TM: sounds to me like Time Warner Cable needs to teach their techs how to use a measuring stick and get their lines up to code. Thank you for the heads up, I will handle this from here.
Sure enough, some home security cam caught our driver pulling the line down. Liftgate trailer so they narrowed things down to our terminal using the trailer number. TM got an earful.from the homeowner about missing Wheel of Fortune. And he retorted with our code for hanging up lines. Promise ya she won't ever ship with us but that's where the scenario ends.
Carl walks in and the TM calls him into his office. He informs Carl that this meeting is going to be pretty egregious and he should grab someone as a witness. (Our barn is union so we have to have witnesses whenever a meeting with management could lean towards jeopardizing our employment).
TM: Carl, I am going to ask you a question and you will give me an honest answer. On October, XX you did a residential delivery on 125 Colbert St. When you left, did you or did you not run over the decorative garden gnome near the mailbox?
"Not sure what you are talking about. "
TM: Carl, I am going to ask you one final time. Now think about your answer carefully before you respond. When you left that residential, did you or did you not run over the garden gnome by the mailbox with your trailer tire?
"Oh no sir. I most certainly did not. I did no such thing".
TM: got some news for you, and I did give you two opportunities to be honest. The homeowner had a doorbell camera. Not only did it record you running over the garden gnome, it also showed you jumping out of the truck trying to set it back up.
"Well, eerr.... I am uhhhh.. maybe I um hit something, I am...."
TM: Carl, I gave you two opportunities to be honest, and each time you lied to my face. I was going to fire you for 5 days for an unreported accident. Instead, I am going to have to terminate your employment permanently for dishonesty. If I can't trust you to be honest about a $15 lawn decoration, I sure as hell can't trust you with millions of dollars in freight.
Telling you guys.. things that we got away with just five years ago is a thing of the past. Cameras are everywhere and their cost along with server costs have dropped. Always assume someone is watching you. And when questioned, be honest.Last edited: Oct 20, 2020
Bob Dobalina, Cardfan89, Gearjammin' Penguin and 6 others Thank this.
jmz Road Train Member
- Mar 9, 2018
A driver was making a residential delivery, and he accidentally knocked down the customer's mailbox. He apologized to the customer and promised to make it right. After his shift, he went to Home Depot, bought a new mailbox and post, then went to the customer's house and installed it for her. He apologized again for the inconvenience and the customer was very pleased with his actions. She was so pleased that she called his terminal and told the TM how wonderful he was for taking the time to fix it. The next day that driver was fired for failing to report an accident.

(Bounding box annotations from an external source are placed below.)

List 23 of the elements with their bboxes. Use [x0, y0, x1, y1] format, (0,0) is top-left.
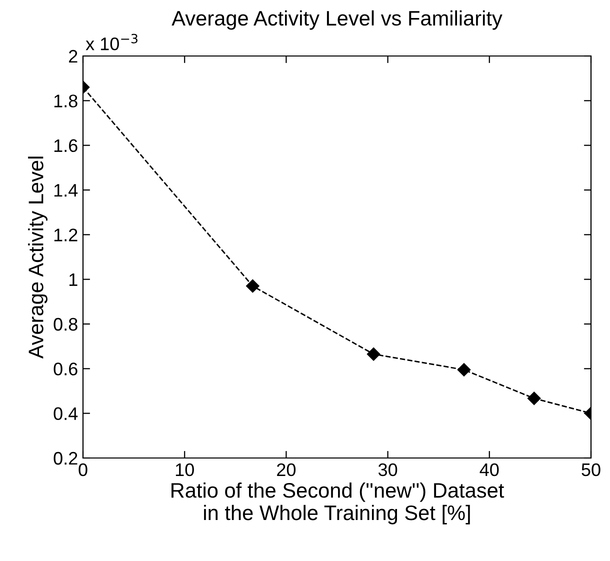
y-tick-label: 1.6: [54, 139, 78, 152]
point: [246, 279, 260, 293]
x-tick-label: 40: [480, 463, 499, 476]
y-tick-label: 0.2: [54, 452, 78, 465]
y-axis-title: Average Activity Level: [28, 156, 48, 359]
x-tick-label: 10: [176, 463, 194, 476]
y-tick-label: 0.8: [54, 318, 78, 331]
x-axis-title: Ratio of the Second (''new'') Dataset in the Whole Training Set [%]: [172, 482, 504, 524]
x-tick-label: 50: [582, 463, 600, 476]
y-tick-label: 1.4: [54, 184, 78, 197]
x-tick-label: 20: [277, 463, 296, 476]
y-tick-label: 0.6: [54, 362, 78, 376]
x-tick-label: 30: [378, 463, 398, 476]
point: [457, 363, 471, 376]
y-tick-label: 1: [69, 273, 78, 286]
y-tick-label: 1.8: [54, 94, 78, 108]
y-tick-label: 1.2: [54, 228, 78, 242]
chart-title: Average Activity Level vs Familiarity: [172, 10, 502, 30]
y-tick-label: 0.4: [54, 407, 78, 420]
text: x 10$^{−3}$: [86, 34, 138, 50]
x-tick-label: 0: [78, 463, 88, 476]
point: [366, 348, 380, 361]
y-tick-label: 2: [69, 50, 78, 63]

Accidents happen, and it's usually not the end of the world. But if you cause damage to anything and don't immediately report it to your supervisor, there's no coming back from that.Jay5GS, Cardfan89, Gearjammin' Penguin and 1 other person Thank this.
Sad thing is, we fired a 20+ year driver the following month for having his third preventable in nine months. Two of the collisions were fairly minor and he could have gotten away with it, but his honesty and integrity motivated him to report everything.
With my current company I report everything. They are much more lenient.Cardfan89, jmz and The Shadow Thank this.